Aluno do mímico Marcel Marceu (1923-2007) e colega de dramaturgos como Fernando Arrabal (autor de “O arquiteto e o imperador da Assíria”), Jodorowsky brilhou ainda no cinema com longas como “Santa sangre” (1989) e “A Montanha Sagrada”, ganhador de uma menção especial no Festival de Taormina, em 1973. Chegou a ganhar uma láurea honorária pelo conjunto de sua obra no prestigiado Festival de Stiges, na Espanha, em 2006. No mercado editorial do Velho Mundo, lançou livros sobre misticismo e muitos quadrinhos, como “O Incal”, com o mítico Jean “Moebius” Giraud (1938-2012). Mas “El Topo” ainda é seu cartão de visitas nos grandes festivais do mundo, onde é recebido como um ícone de experimentação nas narrativas audiovisuais e literárias.

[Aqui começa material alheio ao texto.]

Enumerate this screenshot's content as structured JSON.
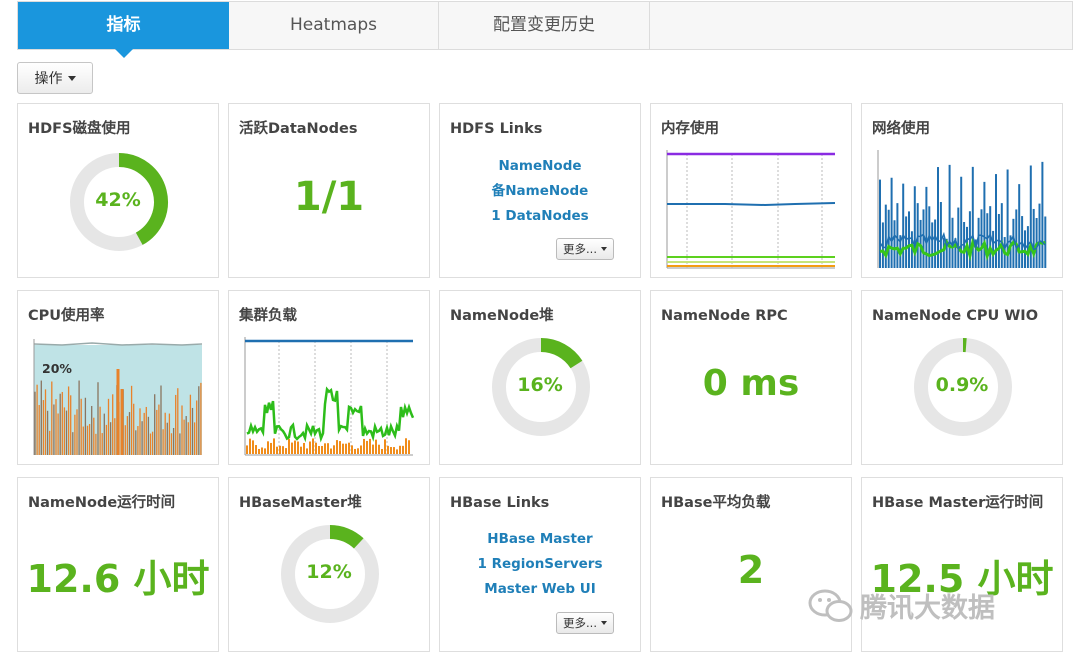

“Viajei o mundo cartografando ânsias e sentimentos e filtrando esse aprendizado nas artes e no meu contato com o xamanismo. Já trabalhei muito com teatro, no México e na França, ao lado de Arrabal e outros grandes, na busca por uma desconstrução dos cânones do palco, na busca por novas formas de encenação pelas vias da vivência. Mas uma peça raramente se torna um fenômeno mundial, que consegue alcançar vários lugares ao mesmo tempo, como os filmes fazem, ou como os quadrinhos conseguem. E existem mensagens que precisam se propagar rápido pelo mundo, sem concessão ou permissão oficial”, disse Jodorowsky em Cannes. “Escrevo quadrinhos para sobreviver e pelo prazer da invenção. É uma mídia que ainda cultua a fantasia, sem culpa de sonhar e inventar trincheiras de ilusão que libertam. No cinema, eu busco libertar o olhar. Um dia, sonho projetar um filme em uma parede de um terreno baldio qualquer, juntando pessoas que queiram comungar da invenção”.
De certa forma, a MUBI consegue, lindamente, ser esse terreiro.